Rapid antidepressant effects from single doses
Overall, the studies showed that one session of nitrous oxide could rapidly reduce symptoms of depression, with detectable improvements within two hours of its administration.
In one of the first trials, scientists found that a 60-minute session of 50% nitrous oxide led to significantly lower depression scores compared to a placebo at both two and 24 hours. People who received the treatment were also more likely to experience significant improvement (20% vs. 5%), and some even went into remission within a day.
Another study reported similar results in people with treatment-resistant depression: symptoms improved within hours. However, the effect disappeared by one week. A third study found that nearly half of the participants were still showing improvement a week after just one treatment, especially those who responded strongly at first.
Results for bipolar depression were less consistent. In one study, both nitrous oxide and the comparator drug midazolam reduced symptoms. However, nitrous oxide helped more people get better within the first two hours. The study also suggested that people with certain blood flow patterns in the brain may be more likely to benefit, hinting at a possible biological marker for predicting treatment response.
Enhanced and sustained benefits with repeated doses
Studies that included multiple treatment sessions showed more substantial and more consistent improvements in depression symptoms. In all repeated-dose studies, the greatest improvements usually occurred within 24 to 48 hours after each treatment and accumulated over time.
For example, eight sessions over four weeks resulted in very high rates of improvement and remission compared to a placebo.
Another study found that both low-dose (25%) and high-dose (50%) nitrous oxide reduced symptoms over two weeks, although the higher dose was more effective. The lower dose, however, caused fewer side effects such as nausea and dizziness, suggesting that it may be a good compromise between efficacy and tolerability.
The most extensive study to date found that weekly sessions for four weeks led to steady, cumulative improvement. People who received nitrous oxide were more likely to go into remission in the first week than those who received a placebo, and the 50% dose again produced the strongest results.
Summary findings from the meta-analytic synthesis
When data from multiple trials were combined, nitrous oxide showed clear antidepressant effects both two hours and 24 hours after treatment. These early improvements were consistent across studies, with very low statistical heterogeneity.
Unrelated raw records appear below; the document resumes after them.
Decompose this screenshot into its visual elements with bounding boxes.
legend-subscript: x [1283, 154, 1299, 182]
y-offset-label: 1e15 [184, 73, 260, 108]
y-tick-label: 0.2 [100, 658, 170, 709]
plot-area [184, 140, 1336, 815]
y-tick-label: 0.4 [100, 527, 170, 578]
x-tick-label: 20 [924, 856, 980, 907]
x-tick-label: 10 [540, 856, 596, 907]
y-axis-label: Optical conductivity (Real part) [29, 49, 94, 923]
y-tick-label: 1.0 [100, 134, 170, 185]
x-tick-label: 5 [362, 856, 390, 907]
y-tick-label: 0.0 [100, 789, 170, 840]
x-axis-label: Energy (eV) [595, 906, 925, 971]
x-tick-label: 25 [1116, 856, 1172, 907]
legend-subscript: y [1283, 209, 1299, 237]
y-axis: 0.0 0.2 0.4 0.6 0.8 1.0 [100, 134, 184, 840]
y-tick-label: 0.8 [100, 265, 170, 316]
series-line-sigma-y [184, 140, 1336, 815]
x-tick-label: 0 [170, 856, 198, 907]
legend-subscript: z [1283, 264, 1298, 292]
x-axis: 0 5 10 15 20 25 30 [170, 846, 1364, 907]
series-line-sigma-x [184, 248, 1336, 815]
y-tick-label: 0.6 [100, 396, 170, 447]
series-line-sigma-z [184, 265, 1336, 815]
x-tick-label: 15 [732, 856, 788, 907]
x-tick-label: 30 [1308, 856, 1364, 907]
However, the combined data showed no lasting benefits at one week, suggesting that the main effects are short-term unless treatments are repeated. Because only a small number of trials contributed to the pooled estimates, some asymmetry in the funnel plots suggests that publication bias cannot be excluded and blinding may have been incomplete in some trials, raising the possibility of effects of expected duration.
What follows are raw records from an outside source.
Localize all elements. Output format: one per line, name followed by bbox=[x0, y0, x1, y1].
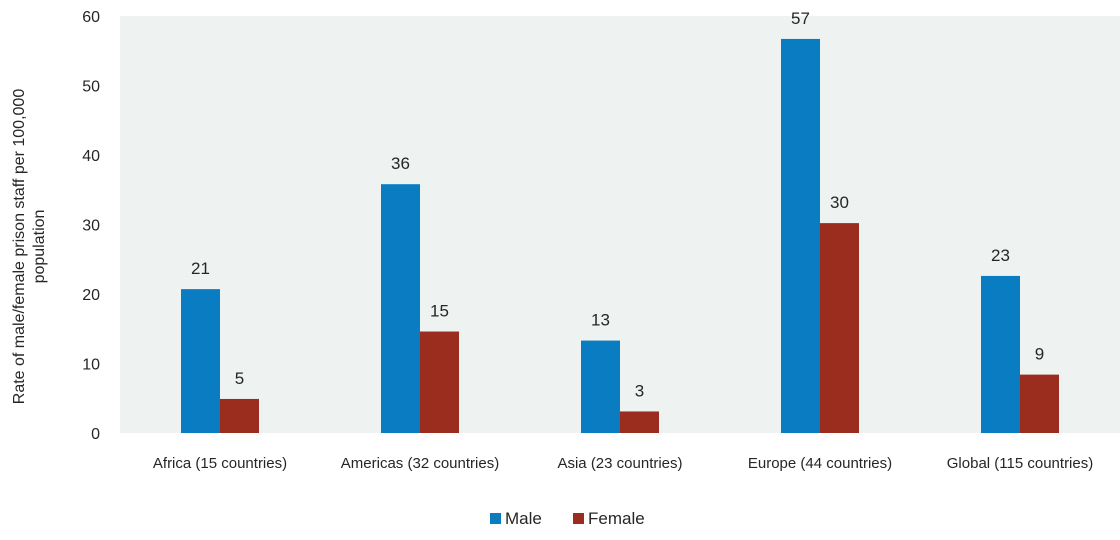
y-axis-title: Rate of male/female prison staff per 100… bbox=[11, 89, 48, 405]
data-label-male-3: 57 bbox=[791, 9, 810, 28]
x-category-label: Europe (44 countries) bbox=[748, 455, 892, 472]
y-tick-label: 20 bbox=[82, 287, 100, 304]
y-tick-label: 60 bbox=[82, 9, 100, 26]
data-label-male-2: 13 bbox=[591, 311, 610, 330]
bar-male-2 bbox=[581, 340, 620, 433]
bar-female-2 bbox=[620, 411, 659, 433]
data-label-male-0: 21 bbox=[191, 259, 210, 278]
x-category-label: Americas (32 countries) bbox=[341, 455, 499, 472]
bar-female-4 bbox=[1020, 374, 1059, 433]
x-category-label: Global (115 countries) bbox=[947, 455, 1093, 472]
legend-label-male: Male bbox=[505, 509, 542, 528]
bar-male-4 bbox=[981, 275, 1020, 433]
y-axis-ticks: 0 10 20 30 40 50 60 bbox=[82, 9, 100, 443]
y-tick-label: 30 bbox=[82, 218, 100, 235]
bars bbox=[181, 38, 1059, 434]
y-tick-label: 50 bbox=[82, 79, 100, 96]
y-tick-label: 0 bbox=[91, 426, 100, 443]
bar-female-3 bbox=[820, 223, 859, 433]
data-label-male-4: 23 bbox=[991, 246, 1010, 265]
data-label-female-3: 30 bbox=[830, 193, 849, 212]
legend-swatch-female bbox=[573, 513, 584, 524]
bar-female-0 bbox=[220, 398, 259, 433]
bar-female-1 bbox=[420, 331, 459, 433]
y-axis-title-line-2: population bbox=[31, 210, 48, 284]
y-axis-title-line-1: Rate of male/female prison staff per 100… bbox=[11, 89, 28, 405]
data-label-female-0: 5 bbox=[235, 369, 244, 388]
data-labels: 21 5 36 15 13 3 57 30 23 9 bbox=[191, 9, 1044, 401]
bar-male-3 bbox=[781, 38, 820, 434]
x-category-label: Africa (15 countries) bbox=[153, 455, 287, 472]
data-label-female-1: 15 bbox=[430, 302, 449, 321]
legend: Male Female bbox=[490, 509, 645, 528]
data-label-female-2: 3 bbox=[635, 381, 644, 400]
data-label-female-4: 9 bbox=[1035, 345, 1044, 364]
bar-male-1 bbox=[381, 184, 420, 433]
legend-swatch-male bbox=[490, 513, 501, 524]
x-category-label: Asia (23 countries) bbox=[557, 455, 682, 472]
legend-label-female: Female bbox=[588, 509, 645, 528]
y-tick-label: 40 bbox=[82, 148, 100, 165]
y-tick-label: 10 bbox=[82, 357, 100, 374]
x-axis-labels: Africa (15 countries) Americas (32 countr… bbox=[153, 455, 1093, 472]
data-label-male-1: 36 bbox=[391, 154, 410, 173]
bar-male-0 bbox=[181, 289, 220, 433]
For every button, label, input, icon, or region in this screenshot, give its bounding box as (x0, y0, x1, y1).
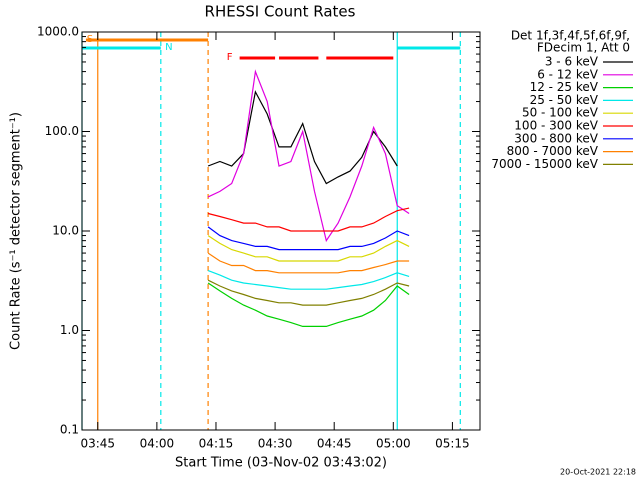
x-tick-label: 04:15 (199, 437, 234, 451)
y-tick-label: 100.0 (45, 124, 79, 138)
legend-label: 12 - 25 keV (530, 80, 599, 94)
interval-label: N (165, 42, 172, 53)
y-tick-label: 0.1 (60, 423, 79, 437)
y-axis-label: Count Rate (s⁻¹ detector segment⁻¹) (9, 112, 24, 350)
x-tick-label: 05:15 (435, 437, 470, 451)
x-tick-label: 04:30 (258, 437, 293, 451)
legend-label: 100 - 300 keV (514, 119, 598, 133)
legend-label: 50 - 100 keV (522, 106, 599, 120)
legend-title: FDecim 1, Att 0 (537, 41, 630, 55)
interval-label: F (227, 52, 233, 63)
series-line (207, 279, 410, 306)
series-line (207, 90, 398, 185)
series-line (207, 207, 410, 232)
series-line (207, 282, 410, 327)
y-tick-label: 10.0 (52, 224, 79, 238)
x-tick-label: 03:45 (80, 437, 115, 451)
footer: 20-Oct-2021 22:18 (560, 468, 636, 477)
interval-label: S (87, 34, 93, 45)
legend-label: 300 - 800 keV (514, 131, 598, 145)
legend-title: Det 1f,3f,4f,5f,6f,9f, (511, 29, 630, 43)
series-line (207, 235, 410, 262)
x-axis-label: Start Time (03-Nov-02 03:43:02) (175, 456, 387, 471)
x-tick-label: 04:00 (140, 437, 175, 451)
series-line (207, 270, 410, 290)
legend-label: 6 - 12 keV (537, 67, 599, 81)
legend-label: 25 - 50 keV (530, 93, 599, 107)
series-line (207, 226, 410, 251)
legend-label: 800 - 7000 keV (507, 144, 599, 158)
legend-label: 7000 - 15000 keV (491, 157, 598, 171)
chart-title: RHESSI Count Rates (205, 3, 356, 21)
x-tick-label: 04:45 (317, 437, 352, 451)
legend-label: 3 - 6 keV (545, 55, 599, 69)
y-tick-label: 1000.0 (37, 25, 79, 39)
series-line (207, 69, 410, 243)
x-tick-label: 05:00 (376, 437, 411, 451)
series-line (207, 252, 410, 274)
y-tick-label: 1.0 (60, 323, 79, 337)
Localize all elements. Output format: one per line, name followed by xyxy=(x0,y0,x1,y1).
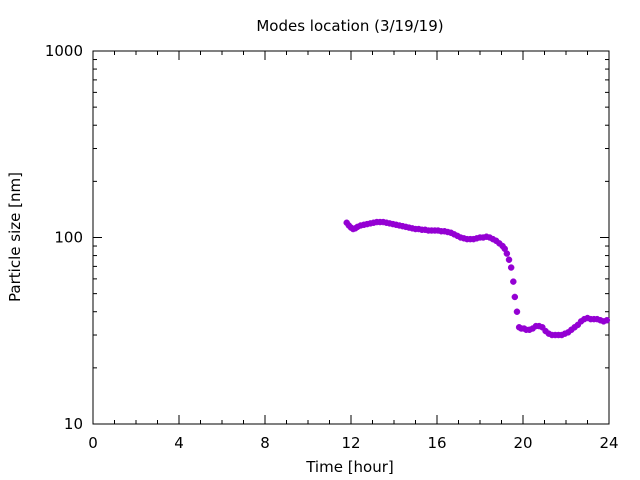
data-point xyxy=(511,293,519,301)
data-point xyxy=(505,256,513,263)
y-tick-label: 1000 xyxy=(45,42,83,60)
x-tick-labels: 0 4 8 12 16 20 24 xyxy=(88,434,618,452)
x-tick-label: 24 xyxy=(599,434,618,452)
x-tick-label: 20 xyxy=(513,434,532,452)
x-tick-label: 0 xyxy=(88,434,98,452)
x-tick-label: 12 xyxy=(341,434,360,452)
data-point xyxy=(503,250,511,257)
plot-frame xyxy=(92,50,610,425)
y-axis-label: Particle size [nm] xyxy=(6,172,24,302)
y-tick-labels: 10 100 1000 xyxy=(45,42,83,433)
x-tick-label: 4 xyxy=(174,434,184,452)
data-point xyxy=(603,316,611,324)
data-point xyxy=(507,264,515,271)
y-tick-label: 100 xyxy=(54,229,83,247)
data-point xyxy=(513,308,521,315)
data-point xyxy=(510,278,517,285)
axis-ticks xyxy=(92,50,610,425)
y-tick-label: 10 xyxy=(64,415,83,433)
x-tick-label: 16 xyxy=(427,434,446,452)
x-axis-label: Time [hour] xyxy=(305,458,394,476)
data-points xyxy=(343,218,611,339)
chart-title: Modes location (3/19/19) xyxy=(256,17,443,35)
x-tick-label: 8 xyxy=(260,434,270,452)
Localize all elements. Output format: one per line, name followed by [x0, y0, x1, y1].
Overall conclusions and research gaps
Researchers have found that in a small number of early-phase trials, nitric oxide produces rapid, short-term antidepressant effects, with repeated doses extending both the magnitude and duration of benefits.
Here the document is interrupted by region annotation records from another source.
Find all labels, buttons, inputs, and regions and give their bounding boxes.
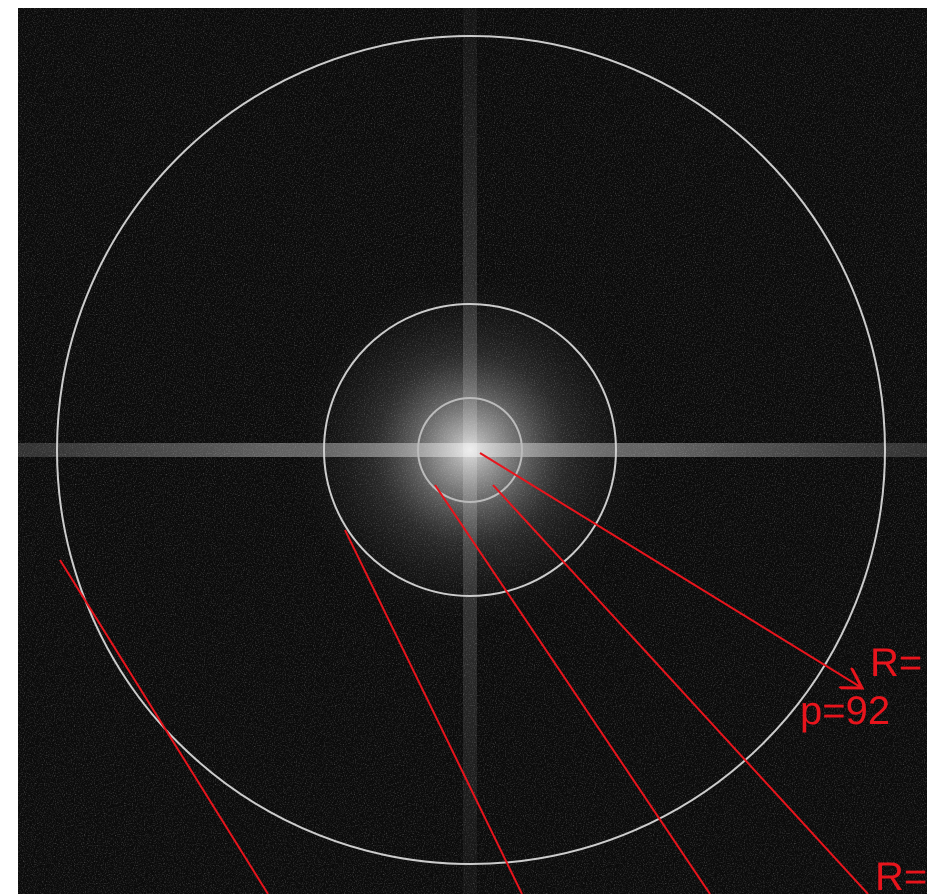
annotation-label: p=92 bbox=[800, 689, 890, 733]
center-glow bbox=[280, 260, 660, 640]
spectrum-figure: R= p=92 R= bbox=[0, 0, 927, 894]
page: R= p=92 R= (() => { const data = JSON.pa… bbox=[0, 0, 927, 894]
annotation-label: R= bbox=[870, 641, 922, 685]
annotation-label: R= bbox=[875, 855, 927, 894]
However, most studies were small early-phase trials with heterogeneous designs, limited long-term follow-up, and insufficient power to compare doses or fully identify prognostic factors. Differences in delivery systems, comparators and outcome measures also limit comparability. Safety data, although generally reassuring, remain incomplete for long-term or repeated use.
Overall, the evidence suggests that nitrous oxide is a fast-acting antidepressant candidate that is generally well tolerated, with higher rates of mild, transient side effects than placebo, but that larger, larger, and mechanistically informed trials are needed.